I tried using Toast instead of iDVD to import my iMovie file and burn a DVD. The result is much better: no choppy motion, and also better-looking titles (i.e., sharper).

I think that's the end of iDVD for me. It's sad though, I'd like to use a real all-in-one solution, iMovie-iDVD, as advertized for iLife, but the results of iDVD just don't provide the expected result. :mad:
 

Stormybot

macrumors member
Original poster
Apr 19, 2004
34
2
Arnaud said:
...I'm the last one on this thread, but I use it to keep a log of my thoughts...

I tried using Toast instead of iDVD to import my iMovie file and burn a DVD. The result is much better: no choppy motion, and also better-looking titles (i.e., sharper).

I think that's the end of iDVD for me. It's sad though, I'd like to use a real all-in-one solution, iMovie-iDVD, as advertized for iLife, but the results of iDVD just don't provide the expected result. :mad:

Arnaud, Sorry that I left ya hanging there. I did previously try ALL of the things that you tried with no success. Using Toast made perfect video but I missed the cool menus that i could create in iDVD. But that was going to be my solution until I picked up a Canopus ADVC110 and used that to import the video from my camera or VCR or whatever. It imported into iMovie with no configuration, I was able to edit it, share to iDVD, create my menu and burn to a DVD. The result? PERFECT! So I have been using that. I guess iDVD didn't like things that were imported straight from Firewire or ripped from a DVD. So with the ADVC110 as the middle man, it did all the conversion for me and there is no choppy motion even during the fastest of scenes. The darn thing was about $200 on Amazon though but having already converted 5 full games to DVD with no issues or hassle, it was well worth it.

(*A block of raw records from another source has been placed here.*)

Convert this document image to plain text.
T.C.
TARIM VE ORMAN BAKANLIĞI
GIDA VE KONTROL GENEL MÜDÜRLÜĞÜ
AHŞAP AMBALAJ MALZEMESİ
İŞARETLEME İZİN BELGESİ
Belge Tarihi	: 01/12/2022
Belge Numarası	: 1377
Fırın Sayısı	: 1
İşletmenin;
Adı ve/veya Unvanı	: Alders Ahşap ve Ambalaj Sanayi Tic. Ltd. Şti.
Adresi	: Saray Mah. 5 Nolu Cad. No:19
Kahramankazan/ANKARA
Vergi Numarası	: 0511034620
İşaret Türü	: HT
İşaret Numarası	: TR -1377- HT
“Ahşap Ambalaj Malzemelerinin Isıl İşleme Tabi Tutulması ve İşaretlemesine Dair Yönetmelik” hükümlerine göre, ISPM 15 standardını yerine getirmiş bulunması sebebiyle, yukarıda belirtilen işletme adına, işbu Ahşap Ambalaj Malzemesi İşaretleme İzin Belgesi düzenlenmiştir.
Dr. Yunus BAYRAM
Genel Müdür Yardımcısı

I don't know if this answers any of our questions on why Toast would be able to burn these videos fine but iDVD would not, but I know that I am much happier now with my Mac Mini.

Thanks for all of your input. I'm glad that I was not the only one having the issue because then it would mean that it was a problem with my Mini alone. Instead, it is something with iDVD I guess. But my solution helped me a lot.